Deutscher Liederkranz Concert: 3rd

Event Information

Liederkranz Hall

Agricol Paur

Event Type:
Chamber (includes Solo), Choral, Orchestral

Performance Forces:
Instrumental, Vocal

Record Information


Last Updated:
14 June 2016

Performance Date(s) and Time(s)

28 Jan 1866, 8:00 PM

Program Details

The concert was performed in two parts.

Abt's "Waldabendschein" was performed by an unidentified male chorus. Cherubini's “Dors noble enfant” was performed by a female trio. Schumann's “Soldatenbraut” and “Der Wassermann” were performed by a female quartet.

Performers and/or Works Performed

aka Titus
Composer(s): Mozart
Participants:  Amateur Orchestral Union
aka Coeur de Provence
Composer(s): Cherubini
Composer(s): Meinhardt
Participants:  F. H. Wedemeyer
Composer(s): Abt
Participants:  Chorus, unidentified
Composer(s): Henselt
Participants:  Const. Demuth
Composer(s): Servais
aka Romanzen, op. 69
Composer(s): Schumann
aka Romanzen, op. 91
Composer(s): Schumann
aka Erlkoenig; Erlking; Erl-king; Erl king; Elf King, The
Composer(s): Schubert
aka Czaar und Zimmermann; Die beiden Peter
Composer(s): Lortzing


Advertisement: New-Yorker Staats-Zeitung und Herold, 28 January 1866.
Review: New-York Daily Tribune, 29 January 1866, 8.

     “The pleasant and elegantly frescoed hall of the Liederkranz Society was well filled last night by the guests and friends of the Association, on the occasion of the third social concert and reunion given there this season.  Among the audience were many of our best known literary men, musicians and other public notables, while the display in dress and toilette rivaled that of the most fashionable chamber concerts.  The orchestra, under the skillful baton of Mr. Pauer [sic], was composed entirely of amateurs led by the veteran music dealer, Schubert, while in the ranks of the chorus we noticed the genial countenance of Mr. Wm. Steinway, Mr. Stein, the baritone, and others equally well known.  [program is given]

     Criticism would be ill-timed on an occasion when amateurs meet for collective recreation, but there need be no shrinking on the part of these ladies and gentlemen from the sternest criticism, for the entire interpretation was such as might rather be expected from practiced and long-drilled professionals than from ‘dilletanti.’ 

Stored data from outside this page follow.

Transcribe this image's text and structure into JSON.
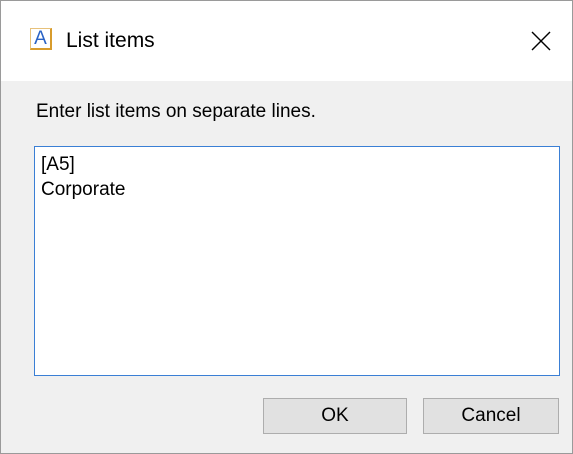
{
  "window": {
    "icon_glyph": "A",
    "icon_name": "text-app-icon",
    "title": "List items",
    "close_icon": "close-icon"
  },
  "prompt": "Enter list items on separate lines.",
  "list_items": [
    "[A5]",
    "Corporate"
  ],
  "buttons": {
    "ok_label": "OK",
    "cancel_label": "Cancel"
  },
  "colors": {
    "accent_border": "#3a7fd5",
    "icon_letter": "#2a63c6",
    "icon_frame": "#d89c2c"
  }
}
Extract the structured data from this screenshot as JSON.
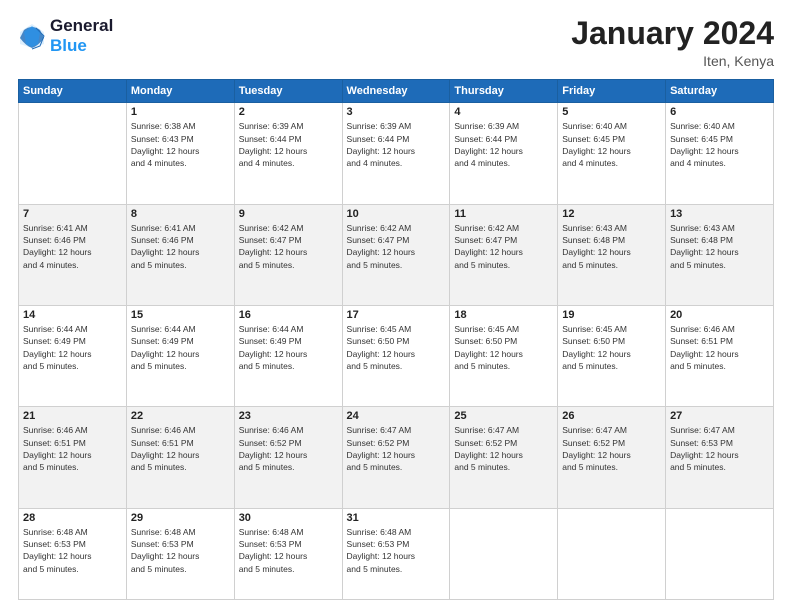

     More particularly the fourth number of the first part of the very enjoyable programme deserves notice, as it richly deserved the tumultuous encore demanded.  The sweet tenor voice of William Steinway and the rich baritone of Mr. Stein sustained the difficult soli with skill and effect, while the perfectly balanced chorus furnished a superb and massive undertone, above which rang the clear, rich notes of, first, the tenor, then the baritone, while rolling as with thunder, steadily the voices of the others maintained their part.

     We have rarely attended a gathering in which kindlier or more genial elements mingled.  Our German brethren excel us in all phases of social life and in their example we could readily and profitably find very much to follow.  Mr. Gielfus was as usual the urbane and attentive chaperon of the stranger and the guest, and to him we were, as on other occasions, greatly indebted for courteous assistance.

     We understand that there are but seven hundred tickets remaining unsold for the great Liederkranz Ball and that over one thousand applications are on file from members of the society.”

Review: New-Yorker Staats-Zeitung und Herold, 29 January 1866, 8.

     A sophisticated and numerous audience attended the soiree last night. The amateur orchestra’s performance showed diligent study. Wedemeyer’s play on the cello playing was tender and warm and thus well received. Demuth’s skillful performance on the piano was also welcomed fondly by the audience. The women’s trio and the women’s quartet were performed with accuracy and understanding, however, the choice of the pieces was less favorable. Hundt’s [sic] strong and pleasant baritone delighted in the performance of Schubert’s “Erlkönig”.

     The highlight of the evening was the performance of Abt’s “Waldabendschleier”, which was dedicated to the Liederkranz by the composer and thus tailored to the choruses’ abilities. Although the men’s chorus did not perform this work with its usual confidence, it was able to correct the weaknesses of the first performance in the ‘da capo’, which was demanded by the audience.